Tentunya setiap bangsa memiliki cara tersendiri dalam membentuk karakter orang-orang di dalamnya, untuk bisa ditampilkan di masa mendatang. Tidak lebih dengan masyarakat Indonesia yang memiliki rasa sosial dan solidaritas tinggi yang dapat dituangkan melalui kajian diskusi ringan maupun berat.
Kedua, Mengenali jati diri bangsa. Kesuksesan orang China dalam membangun masyarakat dan negaranya salah satunya terpicu dengan sikap keberanian yang tertanam setiap jiwa untuk menjadi pribadi dan bangsa yang mandiri. Perlawanan keras terhadap pengaruh budaya luar sangat ditonjolkan oleh pemerintahnya. Konon katanya sebutan ‘Negeri Tirai Bambu’ merujuk terhadap sikap penguasa Negara yang menjaga serta tidak merusak tatanan nilai budaya yang sudah melekat. Hal ini menunjukkan seberapa bangga kita terhadap bangsa yang sedang kita duduki.
Kita terlahir dalam kedukaan yang sama. menyaksikan penjajahan yang begitu hebat membabat hak-hak manusia, namun bukankah lebih miris jika generasi penerus bangsa -seperti saya- yang masih banyak dangkal dalam memahami kondisi dan situasi yang telah terjadi. Bagaimana dapat mengenal jati diri bangsa sendiri jika rasa kedamaian tidak dihadirkan bahkan tidak tertanam dalam jiwa masyarakat Indonesia.
Satu hari yang lalu pembahasan sejarah menjadi menarik setelah salah satu teman saya membubuhkan pernyataan ‘sampai mana perjalanan sejarah Indonesia dapat mendidik anak bangsa’ sejak sekolah dasar kita sudah dijejalkan pelajaran sejarah yang kisahnya tidak pernah rampung dibahas hingga sekolah tingkat SMA maupun telah lulus sekolah.

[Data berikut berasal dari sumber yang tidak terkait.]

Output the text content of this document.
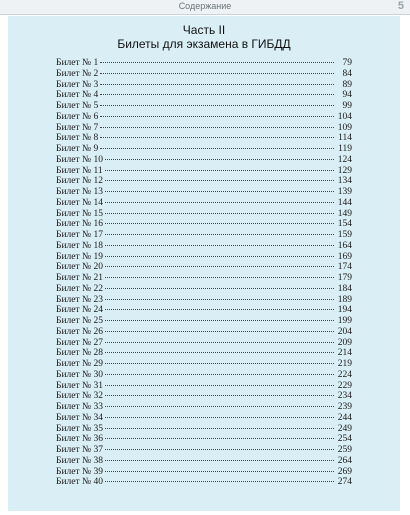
Содержание	5
Часть II
Билеты для экзамена в ГИБДД
Билет № 1	79
Билет № 2	84
Билет № 3	89
Билет № 4	94
Билет № 5	99
Билет № 6	104
Билет № 7	109
Билет № 8	114
Билет № 9	119
Билет № 10	124
Билет № 11	129
Билет № 12	134
Билет № 13	139
Билет № 14	144
Билет № 15	149
Билет № 16	154
Билет № 17	159
Билет № 18	164
Билет № 19	169
Билет № 20	174
Билет № 21	179
Билет № 22	184
Билет № 23	189
Билет № 24	194
Билет № 25	199
Билет № 26	204
Билет № 27	209
Билет № 28	214
Билет № 29	219
Билет № 30	224
Билет № 31	229
Билет № 32	234
Билет № 33	239
Билет № 34	244
Билет № 35	249
Билет № 36	254
Билет № 37	259
Билет № 38	264
Билет № 39	269
Билет № 40	274
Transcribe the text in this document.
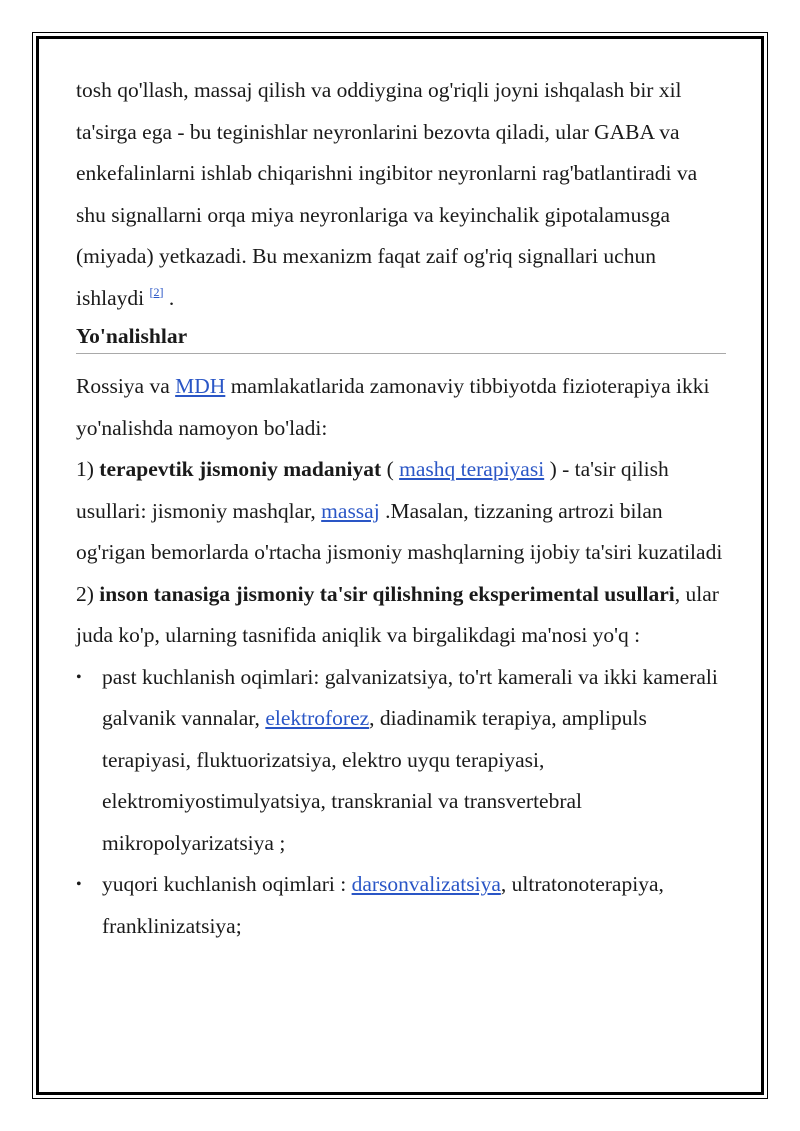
tosh qo'llash, massaj qilish va oddiygina og'riqli joyni ishqalash bir xil ta'sirga ega - bu teginishlar neyronlarini bezovta qiladi, ular GABA va enkefalinlarni ishlab chiqarishni ingibitor neyronlarni rag'batlantiradi va shu signallarni orqa miya neyronlariga va keyinchalik gipotalamusga (miyada) yetkazadi. Bu mexanizm faqat zaif og'riq signallari uchun ishlaydi [2] .

Yo'nalishlar

Rossiya va MDH mamlakatlarida zamonaviy tibbiyotda fizioterapiya ikki yo'nalishda namoyon bo'ladi:

1) terapevtik jismoniy madaniyat ( mashq terapiyasi ) - ta'sir qilish usullari: jismoniy mashqlar, massaj .Masalan, tizzaning artrozi bilan og'rigan bemorlarda o'rtacha jismoniy mashqlarning ijobiy ta'siri kuzatiladi

2) inson tanasiga jismoniy ta'sir qilishning eksperimental usullari, ular juda ko'p, ularning tasnifida aniqlik va birgalikdagi ma'nosi yo'q :

• past kuchlanish oqimlari: galvanizatsiya, to'rt kamerali va ikki kamerali galvanik vannalar, elektroforez, diadinamik terapiya, amplipuls terapiyasi, fluktuorizatsiya, elektro uyqu terapiyasi, elektromiyostimulyatsiya, transkranial va transvertebral mikropolyarizatsiya ;
• yuqori kuchlanish oqimlari : darsonvalizatsiya, ultratonoterapiya, franklinizatsiya;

Kembali saya dikabarkan tentang meme di media sosial mengenai penghapusan pelajaran Sejarah. September lalu, beredarnya draf pemberitaan ketidakwajiban hingga akan dihapuskannya pelajaran Sejarah jelas menjadi perbincangan hangat di kalangan pendidik. Tidak lama setelah itu muncullah klarifikasi dari Mendikbud, Nadiem Makarim mengenai penghapusan dan ketidakwajiban belajar sejarah pada peserta didik khususnya bagi siswa tingkat SMA bahwa isu tersebut hanyalah hoax.
Masyarakat Sejarawan Indonesia (MSI) memberikan komentar apabila pelajaran Sejarah dihapus dalam dunia pendidikan, hal ini akan berdampak pada identitas siswa, serta melalui [ Pelajaran Sejarah merupakan alat strategis siswa dalam membangun karakter (tirto.id 22 September 2020)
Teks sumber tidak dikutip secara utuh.